Дагестанец Омар Ганиев (на фото в центре) вошел в тройку финалистов конкурса компании «Яндекс» по поиску уязвимостей в Яндекс.Браузере, который можно назвать неофициальным чемпионатом России среди хакеров. 22-летний программист, живущий в Москве, занял второе место.

Конкурс был объявлен «Яндексом» в октябре прошлого года, чтобы обнаружить недостатки в системе хранения пользовательских данных браузера. Основными критериями по отбору победителей были количество и критичность выявленных уязвимостей. Сильнейшими были признаны руководитель службы тестирования компании Mail.Ru Group Владимир Дубровин — 1 место и приз 500 тысяч рублей, Омар Ганиев — 2 место и приз 300 тысяч рублей, программист из Татарстана Рустам Салихов — 3 место и приз 150 тысяч рублей.

Ганиев рассказал «НД», как он пришел в сферу информационной безопасности и когда в Дагестане станет востребован труд хакера.

— Как вы пришли в эту профессию?

— Начал ещё в школе. Учился к тому времени уже в Москве, информатики нормальной не было. Одноклассник научил верстать простые сайты, и я задумался над тем, как их можно взломать, стал искать и читать информацию на эту тему, искал уязвимости на различных сайтах и в приложениях. Изредка участвовал в хакерских соревнованиях, олимпиадах, конкурсах, с 2011 года начал соревноваться активно, потому что понял, что это отличная тренировка.

Рынок информационной безопасности рос, и в 2011–2012 годах в России появилось много новых вакансий для хакеров. В 2012 я устроился работать пентестером. Пентестеры — это люди, которые занимаются тестированием на проникновение. Суть в том, чтобы моделировать деятельность злоумышленников и попытаться взломать инфраструктуру компании, похитить конфиденциальные данные, украсть деньги, нанести ущерб. По результатам работ заказчик получает отчёт о том, как его могли бы взломать преступники, и как этого избежать.

— В каких еще соревнованиях участвовали кроме конкурса «Яндекса»?

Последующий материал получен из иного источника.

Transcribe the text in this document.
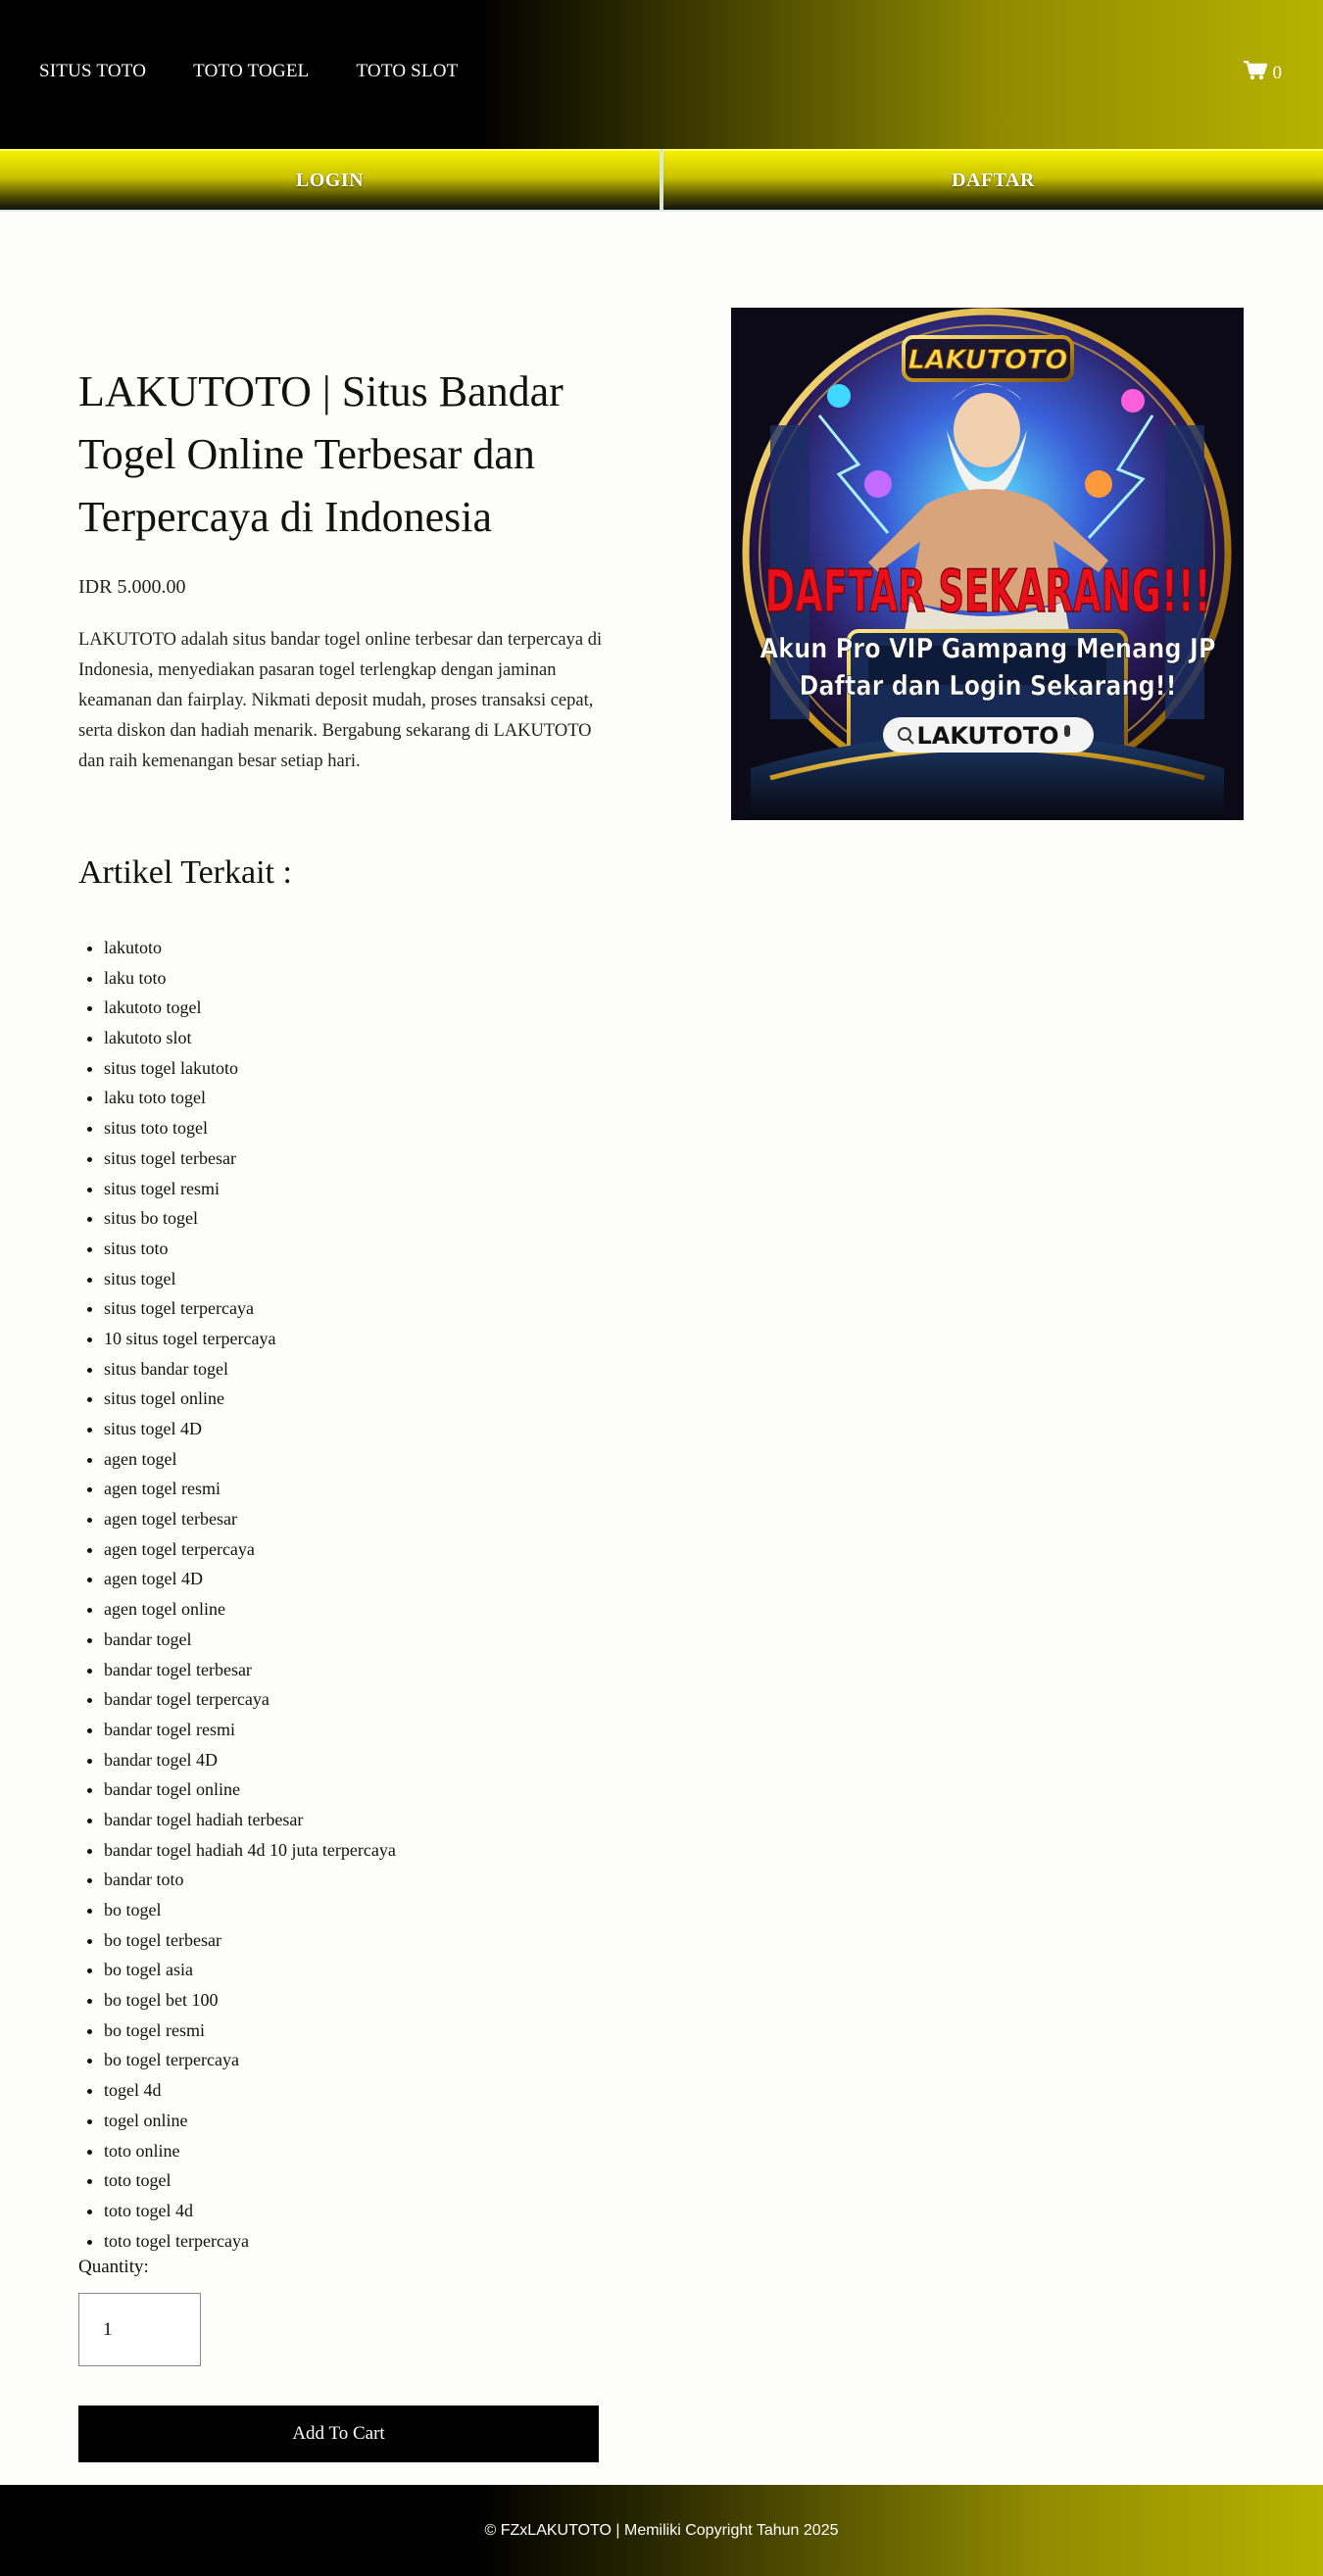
SITUS TOTO	TOTO TOGEL	TOTO SLOT	0
LOGIN	DAFTAR
LAKUTOTO | Situs Bandar Togel Online Terbesar dan Terpercaya di Indonesia
IDR 5.000.00

LAKUTOTO adalah situs bandar togel online terbesar dan terpercaya di Indonesia, menyediakan pasaran togel terlengkap dengan jaminan keamanan dan fairplay. Nikmati deposit mudah, proses transaksi cepat, serta diskon dan hadiah menarik. Bergabung sekarang di LAKUTOTO dan raih kemenangan besar setiap hari.

LAKUTOTO
DAFTAR SEKARANG!!!
Akun Pro VIP Gampang Menang JP
Daftar dan Login Sekarang!!
LAKUTOTO
Artikel Terkait :
• lakutoto
• laku toto
• lakutoto togel
• lakutoto slot
• situs togel lakutoto
• laku toto togel
• situs toto togel
• situs togel terbesar
• situs togel resmi
• situs bo togel
• situs toto
• situs togel
• situs togel terpercaya
• 10 situs togel terpercaya
• situs bandar togel
• situs togel online
• situs togel 4D
• agen togel
• agen togel resmi
• agen togel terbesar
• agen togel terpercaya
• agen togel 4D
• agen togel online
• bandar togel
• bandar togel terbesar
• bandar togel terpercaya
• bandar togel resmi
• bandar togel 4D
• bandar togel online
• bandar togel hadiah terbesar
• bandar togel hadiah 4d 10 juta terpercaya
• bandar toto
• bo togel
• bo togel terbesar
• bo togel asia
• bo togel bet 100
• bo togel resmi
• bo togel terpercaya
• togel 4d
• togel online
• toto online
• toto togel
• toto togel 4d
• toto togel terpercaya
Quantity:
1
Add To Cart
© FZxLAKUTOTO | Memiliki Copyright Tahun 2025
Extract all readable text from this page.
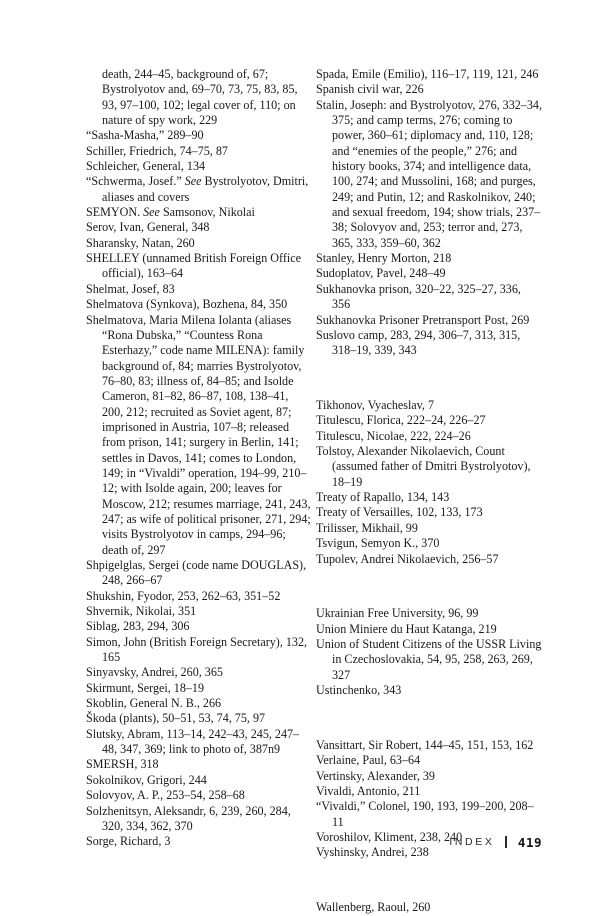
death, 244–45, background of, 67; Bystrolyotov and, 69–70, 73, 75, 83, 85, 93, 97–100, 102; legal cover of, 110; on nature of spy work, 229

“Sasha-Masha,” 289–90

Schiller, Friedrich, 74–75, 87

Schleicher, General, 134

“Schwerma, Josef.” See Bystrolyotov, Dmitri, aliases and covers

SEMYON. See Samsonov, Nikolai

Serov, Ivan, General, 348

Sharansky, Natan, 260

SHELLEY (unnamed British Foreign Office official), 163–64

Shelmat, Josef, 83

Shelmatova (Synkova), Bozhena, 84, 350

Shelmatova, Maria Milena Iolanta (aliases “Rona Dubska,” “Countess Rona Esterhazy,” code name MILENA): family background of, 84; marries Bystrolyotov, 76–80, 83; illness of, 84–85; and Isolde Cameron, 81–82, 86–87, 108, 138–41, 200, 212; recruited as Soviet agent, 87; imprisoned in Austria, 107–8; released from prison, 141; surgery in Berlin, 141; settles in Davos, 141; comes to London, 149; in “Vivaldi” operation, 194–99, 210–12; with Isolde again, 200; leaves for Moscow, 212; resumes marriage, 241, 243, 247; as wife of political prisoner, 271, 294; visits Bystrolyotov in camps, 294–96; death of, 297

Shpigelglas, Sergei (code name DOUGLAS), 248, 266–67

Shukshin, Fyodor, 253, 262–63, 351–52

Shvernik, Nikolai, 351

Siblag, 283, 294, 306

Simon, John (British Foreign Secretary), 132, 165

Sinyavsky, Andrei, 260, 365

Skirmunt, Sergei, 18–19

Skoblin, General N. B., 266

Škoda (plants), 50–51, 53, 74, 75, 97

Slutsky, Abram, 113–14, 242–43, 245, 247–48, 347, 369; link to photo of, 387n9

SMERSH, 318

Sokolnikov, Grigori, 244

Solovyov, A. P., 253–54, 258–68

Solzhenitsyn, Aleksandr, 6, 239, 260, 284, 320, 334, 362, 370

Sorge, Richard, 3

Spada, Emile (Emilio), 116–17, 119, 121, 246

Spanish civil war, 226

Stalin, Joseph: and Bystrolyotov, 276, 332–34, 375; and camp terms, 276; coming to power, 360–61; diplomacy and, 110, 128; and “enemies of the people,” 276; and history books, 374; and intelligence data, 100, 274; and Mussolini, 168; and purges, 249; and Putin, 12; and Raskolnikov, 240; and sexual freedom, 194; show trials, 237–38; Solovyov and, 253; terror and, 273, 365, 333, 359–60, 362

Stanley, Henry Morton, 218

Sudoplatov, Pavel, 248–49

Sukhanovka prison, 320–22, 325–27, 336, 356

Sukhanovka Prisoner Pretransport Post, 269

Suslovo camp, 283, 294, 306–7, 313, 315, 318–19, 339, 343

Tikhonov, Vyacheslav, 7

Titulescu, Florica, 222–24, 226–27

Titulescu, Nicolae, 222, 224–26

Tolstoy, Alexander Nikolaevich, Count (assumed father of Dmitri Bystrolyotov), 18–19

Treaty of Rapallo, 134, 143

Treaty of Versailles, 102, 133, 173

Trilisser, Mikhail, 99

Tsvigun, Semyon K., 370

Tupolev, Andrei Nikolaevich, 256–57

Ukrainian Free University, 96, 99

Union Miniere du Haut Katanga, 219

Union of Student Citizens of the USSR Living in Czechoslovakia, 54, 95, 258, 263, 269, 327

Ustinchenko, 343

Vansittart, Sir Robert, 144–45, 151, 153, 162

Verlaine, Paul, 63–64

Vertinsky, Alexander, 39

Vivaldi, Antonio, 211

“Vivaldi,” Colonel, 190, 193, 199–200, 208–11

Voroshilov, Kliment, 238, 240

Vyshinsky, Andrei, 238

Wallenberg, Raoul, 260

INDEX 419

— На самом деле зачастую в медийном пространстве широко освещаются и раскручиваются не самые технически сложные конкурсы. Для меня лично наиболее высокие достижения — это попадание в топ различных международных командных соревнований в составе небольшой команды. Но освещаются обычно другие победы — например, занимал 3 и 2 место на двухэтапном конкурсе от Symantec и КРОК. В очном финале в индивидуальном зачете соревновалось 32 человека. Также выигрывал различные соревнования, приуроченные к конференции Positive Hack Days и другие индивидуальные олимпиады. К сожалению, на зарубежные очные соревнования ездить пока ленился, хотя нашу команду «RDot.Org», своего рода сообщество по интересам, регулярно приглашают. Самые престижные соревнования проходят каждый год летом в Лас-Вегасе в рамках многотысячных конференций Defcon и BlackHat.

— Кем вы работаете?

— Я окончил факультет математики НИУ «Высшая школа экономики» в Москве, работаю в должности эксперта в компании IncSecurity, которая занимается информационной безопасностью своих клиентов. Среди них банки, торговые сети, страховые компании, перевозчики, платёжные системы, интернет-магазины, технологические компании и т.д.

— Вы приезжали в Махачкалу, чтобы помочь организовать студенческую олимпиаду для хакеров. Что из этого вышло?

— Да, это была командная олимпиада на базе ДГУНХ, организованная АРСИБ (Ассоциация руководителей служб информационной безопасности). Это уже всероссийское движение, во многих регионах проводятся такие ежегодные студенческие соревнования, их называют CTF (Capture the Flag, «захвати флаг», англ. — командные соревнования по умению атаковать и защищать компьютерные системы).

Победителем DagCTF среди студентов стала команда из ДГТУ. Я готовился к сценарию, что ребята ничего не смогут решить, и придётся подсказывать с самого начала, но всё прошло достаточно бодро. Уровень оказался не хуже, чем во многих других городах, где также впервые проводились подобные соревнования.

— Насколько в Дагестане востребованы представители вашей специальности?

— Информационная безопасность приходит вслед за технологиями, поэтому, конечно, сейчас говорить о большом спросе не приходится. Но те, кто займёт эту нишу заранее, получат преимущество в будущем, когда рынок созреет. Сейчас в Дагестане есть крупные проекты по внедрению средств защиты информации, но это обычно проекты в крупных госкомпаниях, таких как Газпром, и работы выполняют московские системные интеграторы. Зато в Дагестане есть ряд студий веб-разработки, и немалое количество небольших корпоративных и государственных веб-сайтов, но бюджет на безопасность у них, конечно, небольшой.